Bianca Williams: Shelagh Fogarty challenges former officer over police's actions

6 July 2020, 15:45 | Updated: 6 July 2020, 19:05

By Fiona Jones

Shelagh Fogarty challenged a former officer over police's actions after a British athlete says she was "heartbroken" to be racially profiled.

A Team GB sprinter has said she plans to sue the Metropolitan Police after she and her partner were pulled over and searched by officers in what she says was a racial profiling incident.

Olympian Bianca Williams told LBC's Nick Ferrari that an apology from the force wouldn't be enough after Saturday's incident in Maida Vale, London, after her 3 month year old son was left in the car crying while her and her partner were handcuffed.

Former police officer Paul told Shelagh that the accusation of racial profiling "needs to be thrown out the window."

He explained it does not matter the ethnicity of the person, if they are "driving like an idiot" they will be stopped, and according to the police statement, the Olympian's partner and fellow athlete Ricardo Dos Santos was doing just that.

Paul explained that the couple were stopped by the Territorial Support Group, a branch of the police that deal with stopping people every single day and deal with so many different problems, such as people becoming aggressive and hiding evidence.

He said the officers, when approaching people, do not know what the reaction will be.

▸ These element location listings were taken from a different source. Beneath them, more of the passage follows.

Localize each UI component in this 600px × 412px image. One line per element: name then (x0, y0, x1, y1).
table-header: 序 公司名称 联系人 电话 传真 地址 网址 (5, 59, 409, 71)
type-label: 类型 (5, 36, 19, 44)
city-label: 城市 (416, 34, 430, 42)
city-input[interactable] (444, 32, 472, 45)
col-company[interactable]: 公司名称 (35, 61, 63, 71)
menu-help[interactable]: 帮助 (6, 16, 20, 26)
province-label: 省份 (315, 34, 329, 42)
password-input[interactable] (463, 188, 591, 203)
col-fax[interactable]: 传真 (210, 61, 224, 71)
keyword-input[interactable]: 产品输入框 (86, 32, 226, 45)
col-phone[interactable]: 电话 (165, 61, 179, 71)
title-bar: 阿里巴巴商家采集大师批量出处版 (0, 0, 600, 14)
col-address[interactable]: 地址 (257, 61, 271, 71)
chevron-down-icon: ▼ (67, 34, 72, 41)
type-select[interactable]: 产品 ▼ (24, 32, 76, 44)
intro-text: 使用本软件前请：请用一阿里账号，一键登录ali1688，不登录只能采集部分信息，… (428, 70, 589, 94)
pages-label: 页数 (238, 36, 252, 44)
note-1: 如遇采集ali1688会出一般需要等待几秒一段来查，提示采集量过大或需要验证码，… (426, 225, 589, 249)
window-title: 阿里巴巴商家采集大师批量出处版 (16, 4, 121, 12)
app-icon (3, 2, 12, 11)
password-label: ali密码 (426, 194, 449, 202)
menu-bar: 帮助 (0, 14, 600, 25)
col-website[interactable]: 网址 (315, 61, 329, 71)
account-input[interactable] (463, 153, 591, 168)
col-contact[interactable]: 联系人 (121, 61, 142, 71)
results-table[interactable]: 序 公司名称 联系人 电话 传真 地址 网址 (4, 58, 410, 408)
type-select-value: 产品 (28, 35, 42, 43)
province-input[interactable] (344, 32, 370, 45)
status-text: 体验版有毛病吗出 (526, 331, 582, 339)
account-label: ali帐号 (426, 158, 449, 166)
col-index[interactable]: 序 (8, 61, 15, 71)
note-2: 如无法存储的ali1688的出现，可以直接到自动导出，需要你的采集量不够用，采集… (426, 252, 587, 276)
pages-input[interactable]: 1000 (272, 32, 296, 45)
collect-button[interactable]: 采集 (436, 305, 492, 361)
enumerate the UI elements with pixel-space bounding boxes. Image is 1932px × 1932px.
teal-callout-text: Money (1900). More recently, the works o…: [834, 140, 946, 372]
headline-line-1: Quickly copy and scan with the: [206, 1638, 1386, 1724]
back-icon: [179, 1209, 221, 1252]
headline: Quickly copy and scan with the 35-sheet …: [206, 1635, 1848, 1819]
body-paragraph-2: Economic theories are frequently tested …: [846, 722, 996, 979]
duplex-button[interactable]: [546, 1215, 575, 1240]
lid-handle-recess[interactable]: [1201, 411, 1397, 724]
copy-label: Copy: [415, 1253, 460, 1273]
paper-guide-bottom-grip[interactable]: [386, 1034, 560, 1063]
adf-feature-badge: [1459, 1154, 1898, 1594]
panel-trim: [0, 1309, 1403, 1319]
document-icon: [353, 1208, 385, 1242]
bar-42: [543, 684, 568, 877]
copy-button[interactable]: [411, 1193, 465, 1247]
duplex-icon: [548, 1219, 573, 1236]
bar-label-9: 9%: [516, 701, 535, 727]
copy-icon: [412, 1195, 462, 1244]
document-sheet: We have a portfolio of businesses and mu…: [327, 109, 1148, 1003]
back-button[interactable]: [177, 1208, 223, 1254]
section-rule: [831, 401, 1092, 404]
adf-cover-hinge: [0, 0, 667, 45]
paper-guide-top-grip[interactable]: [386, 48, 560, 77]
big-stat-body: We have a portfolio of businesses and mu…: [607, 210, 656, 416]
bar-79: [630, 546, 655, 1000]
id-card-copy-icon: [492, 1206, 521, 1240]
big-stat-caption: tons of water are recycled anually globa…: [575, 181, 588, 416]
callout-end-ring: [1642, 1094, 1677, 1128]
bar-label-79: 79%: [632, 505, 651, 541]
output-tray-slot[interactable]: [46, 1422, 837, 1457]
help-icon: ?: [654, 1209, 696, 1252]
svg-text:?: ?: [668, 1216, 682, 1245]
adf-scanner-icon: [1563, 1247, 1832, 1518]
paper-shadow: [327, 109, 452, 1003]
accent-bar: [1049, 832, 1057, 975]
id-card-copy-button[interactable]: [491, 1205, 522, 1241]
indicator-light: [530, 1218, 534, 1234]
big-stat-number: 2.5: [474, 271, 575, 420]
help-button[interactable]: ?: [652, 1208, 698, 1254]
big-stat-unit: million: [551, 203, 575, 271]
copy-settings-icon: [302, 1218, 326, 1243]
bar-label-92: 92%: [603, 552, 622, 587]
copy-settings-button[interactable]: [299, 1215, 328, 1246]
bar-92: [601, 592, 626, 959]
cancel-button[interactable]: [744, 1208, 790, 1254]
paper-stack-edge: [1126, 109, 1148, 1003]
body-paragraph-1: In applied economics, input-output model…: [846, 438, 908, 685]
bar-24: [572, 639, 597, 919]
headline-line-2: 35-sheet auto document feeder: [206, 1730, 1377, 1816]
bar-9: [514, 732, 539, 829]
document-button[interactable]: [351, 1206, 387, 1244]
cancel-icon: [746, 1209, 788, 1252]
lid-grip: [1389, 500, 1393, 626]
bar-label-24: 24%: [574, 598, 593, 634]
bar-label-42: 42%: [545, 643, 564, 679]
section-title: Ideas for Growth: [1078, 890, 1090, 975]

"Police officers get killed if they don't deal with people robustly and they try to do it professionally, they try to do it in ways that both the driver and the police are happy with," the former officer explained, to which Shelagh agreed.

She countered that the police are "meant to be the grown ups in the situation" and she said, "It seemed to me that very little or no time in fact was given to calm respectful discourse, it was actually out, hands on, cuffs on, we'll be in charge of your baby.

"If your baby was next to you in a car and out of nowhere police are dragging you out of your car you are going to react badly," Shelagh said to which Paul countered that "police need to control the situation."

Shelagh posited that if a white woman was shouting to a police officer to keep away from her and her baby she would not be handcuffed.